The listening socket has an error.
SIGSEGV
SIGKILL

These basically fall into two categories. The first category is "lost connection to something important". If the cluster software has exited, this node is no longer part of the cluster. It SHOULD die. The same goes if the listening socket has a problem - clients can't be handled, the node SHOULD die. The other category is "unrecoverable errors". SIGSEGV and SIGQUIT should try to exit gracefully - the filesystem will crash when the control device is closed. SIGKILL obviously isn't handled, and the filesystem will crash when the process releases the control device as well.

Otherwise, SIGHUP/PIPE/TERM/INT/QUIT/etc should exit if there are no mounts (normal shutdown) and refuse to exit if there are mounts. Log them, nothing more.
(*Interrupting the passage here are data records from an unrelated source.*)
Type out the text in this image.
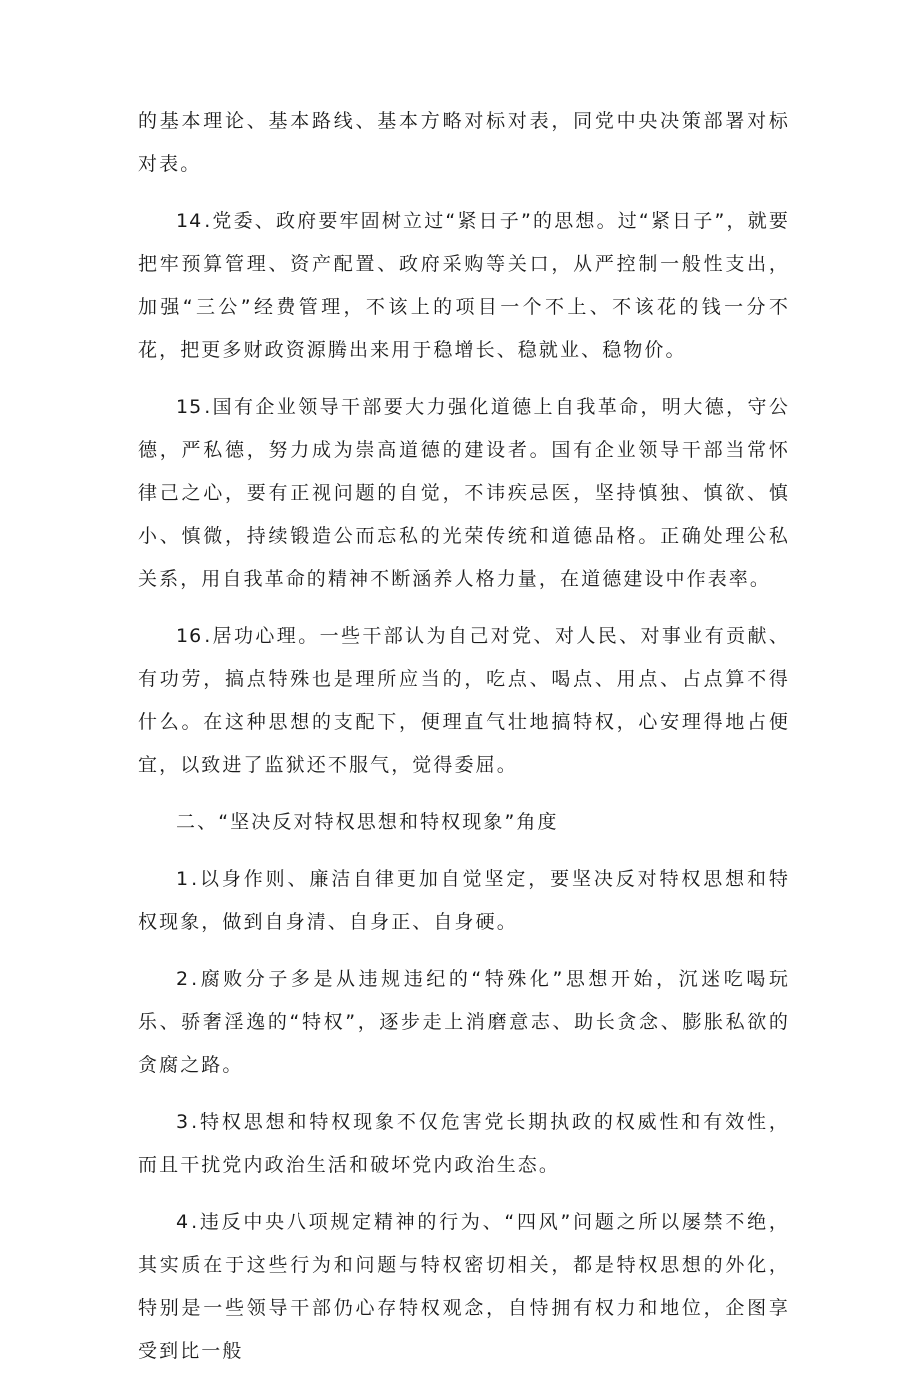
的基本理论、基本路线、基本方略对标对表，同党中央决策部署对标对表。

14 .党委、政府要牢固树立过“紧日子”的思想。过“紧日子”，就要把牢预算管理、资产配置、政府采购等关口，从严控制一般性支出，加强“三公”经费管理，不该上的项目一个不上、不该花的钱一分不花，把更多财政资源腾出来用于稳增长、稳就业、稳物价。

15 .国有企业领导干部要大力强化道德上自我革命，明大德，守公德，严私德，努力成为崇高道德的建设者。国有企业领导干部当常怀律己之心，要有正视问题的自觉，不讳疾忌医，坚持慎独、慎欲、慎小、慎微，持续锻造公而忘私的光荣传统和道德品格。正确处理公私关系，用自我革命的精神不断涵养人格力量，在道德建设中作表率。

16 .居功心理。一些干部认为自己对党、对人民、对事业有贡献、有功劳，搞点特殊也是理所应当的，吃点、喝点、用点、占点算不得什么。在这种思想的支配下，便理直气壮地搞特权，心安理得地占便宜，以致进了监狱还不服气，觉得委屈。

二、“坚决反对特权思想和特权现象”角度

1 .以身作则、廉洁自律更加自觉坚定，要坚决反对特权思想和特权现象，做到自身清、自身正、自身硬。

2 .腐败分子多是从违规违纪的“特殊化”思想开始，沉迷吃喝玩乐、骄奢淫逸的“特权”，逐步走上消磨意志、助长贪念、膨胀私欲的贪腐之路。

3 .特权思想和特权现象不仅危害党长期执政的权威性和有效性，而且干扰党内政治生活和破坏党内政治生态。

4 .违反中央八项规定精神的行为、“四风”问题之所以屡禁不绝，其实质在于这些行为和问题与特权密切相关，都是特权思想的外化，特别是一些领导干部仍心存特权观念，自恃拥有权力和地位，企图享受到比一般
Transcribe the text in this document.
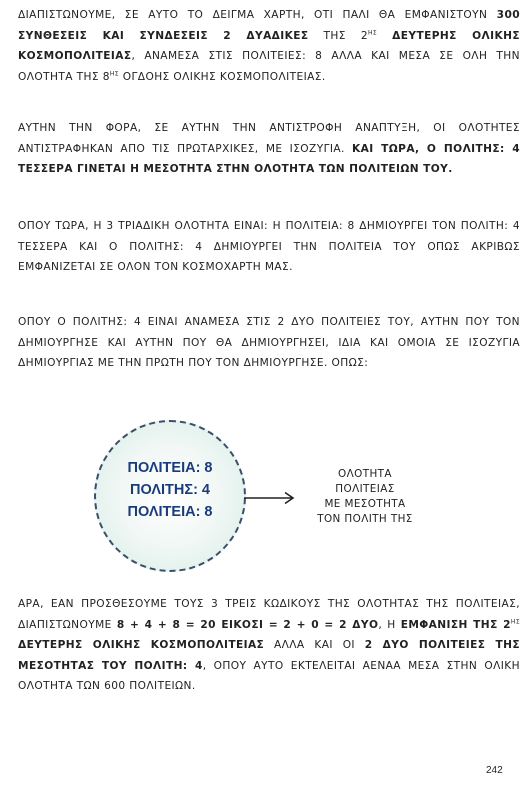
ΔΙΑΠΙΣΤΩΝΟΥΜΕ, ΣΕ ΑΥΤΟ ΤΟ ΔΕΙΓΜΑ ΧΑΡΤΗ, ΟΤΙ ΠΑΛΙ ΘΑ ΕΜΦΑΝΙΣΤΟΥΝ 300 ΣΥΝΘΕΣΕΙΣ ΚΑΙ ΣΥΝΔΕΣΕΙΣ 2 ΔΥΑΔΙΚΕΣ ΤΗΣ $2^{H\Sigma}$ ΔΕΥΤΕΡΗΣ ΟΛΙΚΗΣ ΚΟΣΜΟΠΟΛΙΤΕΙΑΣ, ΑΝΑΜΕΣΑ ΣΤΙΣ ΠΟΛΙΤΕΙΕΣ: 8 ΑΛΛΑ ΚΑΙ ΜΕΣΑ ΣΕ ΟΛΗ ΤΗΝ ΟΛΟΤΗΤΑ ΤΗΣ $8^{H\Sigma}$ ΟΓΔΟΗΣ ΟΛΙΚΗΣ ΚΟΣΜΟΠΟΛΙΤΕΙΑΣ.

ΑΥΤΗΝ ΤΗΝ ΦΟΡΑ, ΣΕ ΑΥΤΗΝ ΤΗΝ ΑΝΤΙΣΤΡΟΦΗ ΑΝΑΠΤΥΞΗ, ΟΙ ΟΛΟΤΗΤΕΣ ΑΝΤΙΣΤΡΑΦΗΚΑΝ ΑΠΟ ΤΙΣ ΠΡΩΤΑΡΧΙΚΕΣ, ΜΕ ΙΣΟΖΥΓΙΑ. ΚΑΙ ΤΩΡΑ, Ο ΠΟΛΙΤΗΣ: 4 ΤΕΣΣΕΡΑ ΓΙΝΕΤΑΙ Η ΜΕΣΟΤΗΤΑ ΣΤΗΝ ΟΛΟΤΗΤΑ ΤΩΝ ΠΟΛΙΤΕΙΩΝ ΤΟΥ.

ΟΠΟΥ ΤΩΡΑ, Η 3 ΤΡΙΑΔΙΚΗ ΟΛΟΤΗΤΑ ΕΙΝΑΙ: Η ΠΟΛΙΤΕΙΑ: 8 ΔΗΜΙΟΥΡΓΕΙ ΤΟΝ ΠΟΛΙΤΗ: 4 ΤΕΣΣΕΡΑ ΚΑΙ Ο ΠΟΛΙΤΗΣ: 4 ΔΗΜΙΟΥΡΓΕΙ ΤΗΝ ΠΟΛΙΤΕΙΑ ΤΟΥ ΟΠΩΣ ΑΚΡΙΒΩΣ ΕΜΦΑΝΙΖΕΤΑΙ ΣΕ ΟΛΟΝ ΤΟΝ ΚΟΣΜΟΧΑΡΤΗ ΜΑΣ.

ΟΠΟΥ Ο ΠΟΛΙΤΗΣ: 4 ΕΙΝΑΙ ΑΝΑΜΕΣΑ ΣΤΙΣ 2 ΔΥΟ ΠΟΛΙΤΕΙΕΣ ΤΟΥ, ΑΥΤΗΝ ΠΟΥ ΤΟΝ ΔΗΜΙΟΥΡΓΗΣΕ ΚΑΙ ΑΥΤΗΝ ΠΟΥ ΘΑ ΔΗΜΙΟΥΡΓΗΣΕΙ, ΙΔΙΑ ΚΑΙ ΟΜΟΙΑ ΣΕ ΙΣΟΖΥΓΙΑ ΔΗΜΙΟΥΡΓΙΑΣ ΜΕ ΤΗΝ ΠΡΩΤΗ ΠΟΥ ΤΟΝ ΔΗΜΙΟΥΡΓΗΣΕ. ΟΠΩΣ:

ΠΟΛΙΤΕΙΑ: 8
ΠΟΛΙΤΗΣ: 4
ΠΟΛΙΤΕΙΑ: 8
ΟΛΟΤΗΤΑ
ΠΟΛΙΤΕΙΑΣ
ΜΕ ΜΕΣΟΤΗΤΑ
ΤΟΝ ΠΟΛΙΤΗ ΤΗΣ

ΑΡΑ, ΕΑΝ ΠΡΟΣΘΕΣΟΥΜΕ ΤΟΥΣ 3 ΤΡΕΙΣ ΚΩΔΙΚΟΥΣ ΤΗΣ ΟΛΟΤΗΤΑΣ ΤΗΣ ΠΟΛΙΤΕΙΑΣ, ΔΙΑΠΙΣΤΩΝΟΥΜΕ 8 + 4 + 8 = 20 ΕΙΚΟΣΙ = 2 + 0 = 2 ΔΥΟ, Η ΕΜΦΑΝΙΣΗ ΤΗΣ $2^{H\Sigma}$ ΔΕΥΤΕΡΗΣ ΟΛΙΚΗΣ ΚΟΣΜΟΠΟΛΙΤΕΙΑΣ ΑΛΛΑ ΚΑΙ ΟΙ 2 ΔΥΟ ΠΟΛΙΤΕΙΕΣ ΤΗΣ ΜΕΣΟΤΗΤΑΣ ΤΟΥ ΠΟΛΙΤΗ: 4, ΟΠΟΥ ΑΥΤΟ ΕΚΤΕΛΕΙΤΑΙ ΑΕΝΑΑ ΜΕΣΑ ΣΤΗΝ ΟΛΙΚΗ ΟΛΟΤΗΤΑ ΤΩΝ 600 ΠΟΛΙΤΕΙΩΝ.

242
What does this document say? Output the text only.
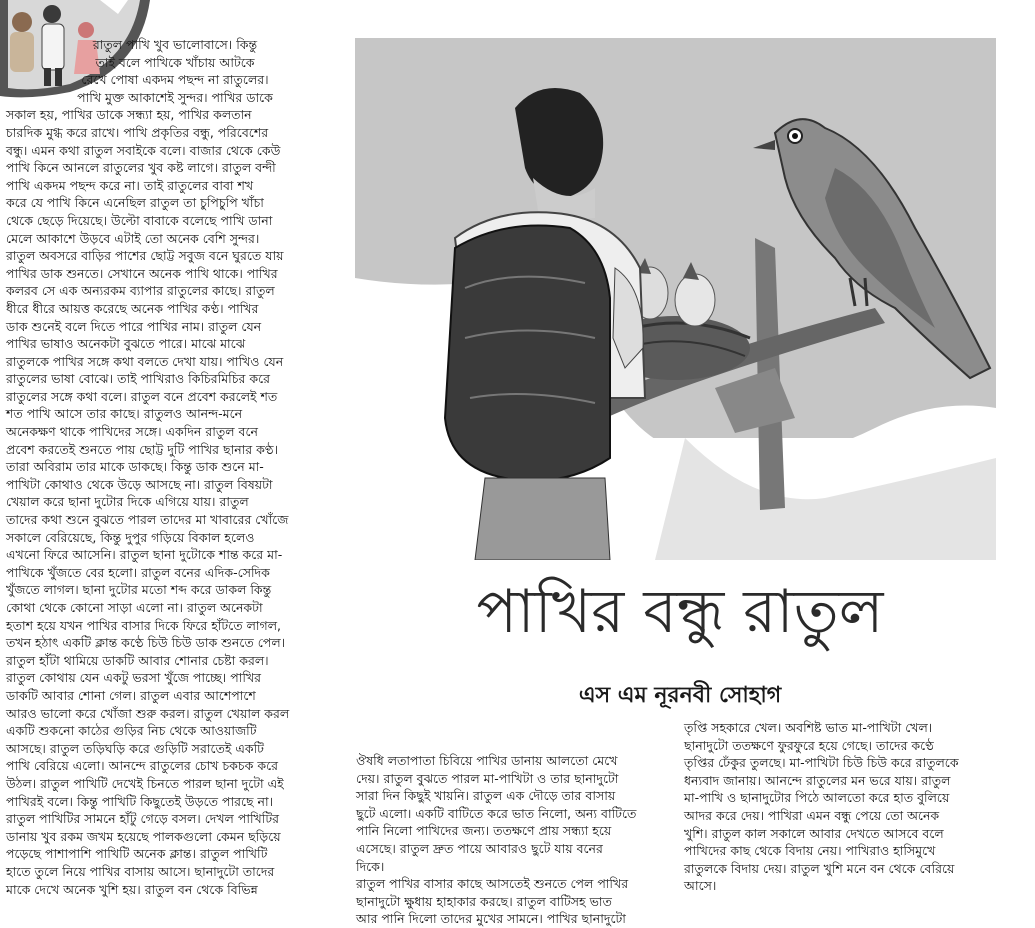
রাতুল পাখি খুব ভালোবাসে। কিন্তু

তাই বলে পাখিকে খাঁচায় আটকে

রেখে পোষা একদম পছন্দ না রাতুলের।

পাখি মুক্ত আকাশেই সুন্দর। পাখির ডাকে

সকাল হয়, পাখির ডাকে সন্ধ্যা হয়, পাখির কলতান

চারদিক মুগ্ধ করে রাখে। পাখি প্রকৃতির বন্ধু, পরিবেশের

বন্ধু। এমন কথা রাতুল সবাইকে বলে। বাজার থেকে কেউ

পাখি কিনে আনলে রাতুলের খুব কষ্ট লাগে। রাতুল বন্দী

পাখি একদম পছন্দ করে না। তাই রাতুলের বাবা শখ

করে যে পাখি কিনে এনেছিল রাতুল তা চুপিচুপি খাঁচা

থেকে ছেড়ে দিয়েছে। উল্টো বাবাকে বলেছে পাখি ডানা

মেলে আকাশে উড়বে এটাই তো অনেক বেশি সুন্দর।

রাতুল অবসরে বাড়ির পাশের ছোট্ট সবুজ বনে ঘুরতে যায়

পাখির ডাক শুনতে। সেখানে অনেক পাখি থাকে। পাখির

কলরব সে এক অন্যরকম ব্যাপার রাতুলের কাছে। রাতুল

ধীরে ধীরে আয়ত্ত করেছে অনেক পাখির কণ্ঠ। পাখির

ডাক শুনেই বলে দিতে পারে পাখির নাম। রাতুল যেন

পাখির ভাষাও অনেকটা বুঝতে পারে। মাঝে মাঝে

রাতুলকে পাখির সঙ্গে কথা বলতে দেখা যায়। পাখিও যেন

রাতুলের ভাষা বোঝে। তাই পাখিরাও কিচিরমিচির করে

রাতুলের সঙ্গে কথা বলে। রাতুল বনে প্রবেশ করলেই শত

শত পাখি আসে তার কাছে। রাতুলও আনন্দ-মনে

অনেকক্ষণ থাকে পাখিদের সঙ্গে। একদিন রাতুল বনে

প্রবেশ করতেই শুনতে পায় ছোট্ট দুটি পাখির ছানার কণ্ঠ।

তারা অবিরাম তার মাকে ডাকছে। কিন্তু ডাক শুনে মা-

পাখিটা কোথাও থেকে উড়ে আসছে না। রাতুল বিষয়টা

খেয়াল করে ছানা দুটোর দিকে এগিয়ে যায়। রাতুল

তাদের কথা শুনে বুঝতে পারল তাদের মা খাবারের খোঁজে

সকালে বেরিয়েছে, কিন্তু দুপুর গড়িয়ে বিকাল হলেও

এখনো ফিরে আসেনি। রাতুল ছানা দুটোকে শান্ত করে মা-

পাখিকে খুঁজতে বের হলো। রাতুল বনের এদিক-সেদিক

খুঁজতে লাগল। ছানা দুটোর মতো শব্দ করে ডাকল কিন্তু

কোথা থেকে কোনো সাড়া এলো না। রাতুল অনেকটা

হতাশ হয়ে যখন পাখির বাসার দিকে ফিরে হাঁটতে লাগল,

তখন হঠাৎ একটি ক্লান্ত কণ্ঠে চিউ চিউ ডাক শুনতে পেল।

রাতুল হাঁটা থামিয়ে ডাকটি আবার শোনার চেষ্টা করল।

রাতুল কোথায় যেন একটু ভরসা খুঁজে পাচ্ছে। পাখির

ডাকটি আবার শোনা গেল। রাতুল এবার আশেপাশে

আরও ভালো করে খোঁজা শুরু করল। রাতুল খেয়াল করল

একটি শুকনো কাঠের গুড়ির নিচ থেকে আওয়াজটি

আসছে। রাতুল তড়িঘড়ি করে গুড়িটি সরাতেই একটি

পাখি বেরিয়ে এলো। আনন্দে রাতুলের চোখ চকচক করে

উঠল। রাতুল পাখিটি দেখেই চিনতে পারল ছানা দুটো এই

পাখিরই বলে। কিন্তু পাখিটি কিছুতেই উড়তে পারছে না।

রাতুল পাখিটির সামনে হাঁটু গেড়ে বসল। দেখল পাখিটির

ডানায় খুব রকম জখম হয়েছে পালকগুলো কেমন ছড়িয়ে

পড়েছে পাশাপাশি পাখিটি অনেক ক্লান্ত। রাতুল পাখিটি

হাতে তুলে নিয়ে পাখির বাসায় আসে। ছানাদুটো তাদের

মাকে দেখে অনেক খুশি হয়। রাতুল বন থেকে বিভিন্ন

পাখির বন্ধু রাতুল
এস এম নূরনবী সোহাগ

ঔষধি লতাপাতা চিবিয়ে পাখির ডানায় আলতো মেখে

দেয়। রাতুল বুঝতে পারল মা-পাখিটা ও তার ছানাদুটো

সারা দিন কিছুই খায়নি। রাতুল এক দৌড়ে তার বাসায়

ছুটে এলো। একটি বাটিতে করে ভাত নিলো, অন্য বাটিতে

পানি নিলো পাখিদের জন্য। ততক্ষণে প্রায় সন্ধ্যা হয়ে

এসেছে। রাতুল দ্রুত পায়ে আবারও ছুটে যায় বনের

দিকে।

রাতুল পাখির বাসার কাছে আসতেই শুনতে পেল পাখির

ছানাদুটো ক্ষুধায় হাহাকার করছে। রাতুল বাটিসহ ভাত

আর পানি দিলো তাদের মুখের সামনে। পাখির ছানাদুটো

তৃপ্তি সহকারে খেল। অবশিষ্ট ভাত মা-পাখিটা খেল।

ছানাদুটো ততক্ষণে ফুরফুরে হয়ে গেছে। তাদের কণ্ঠে

তৃপ্তির ঢেঁকুর তুলছে। মা-পাখিটা চিউ চিউ করে রাতুলকে

ধন্যবাদ জানায়। আনন্দে রাতুলের মন ভরে যায়। রাতুল

মা-পাখি ও ছানাদুটোর পিঠে আলতো করে হাত বুলিয়ে

আদর করে দেয়। পাখিরা এমন বন্ধু পেয়ে তো অনেক

খুশি। রাতুল কাল সকালে আবার দেখতে আসবে বলে

পাখিদের কাছ থেকে বিদায় নেয়। পাখিরাও হাসিমুখে

রাতুলকে বিদায় দেয়। রাতুল খুশি মনে বন থেকে বেরিয়ে

আসে।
When the daemon is shutting down, it should send node down events for all mounted filesystems. This gives the filesystem a better chance to recover as best it can. In the future, it may be able to handle the node down events and then respond safely to the control device closing. Next, the daemon closes the control device. Finally, it closes any cluster connections.

Implementing

There is an implementation for CMan, ocfs2_controld.cman in the ocfs2-tools tree. Currently, it lives on the stack-glue branch of the ocfs2-tools GIT repository. This implementation uses the underlying OpenAIS Concurrent Process Group functionality to manage filesystem groups. It supports everything we have in the kernel, and is capable of mounting filesystems and recovering from node death. It is not heavily tested, however.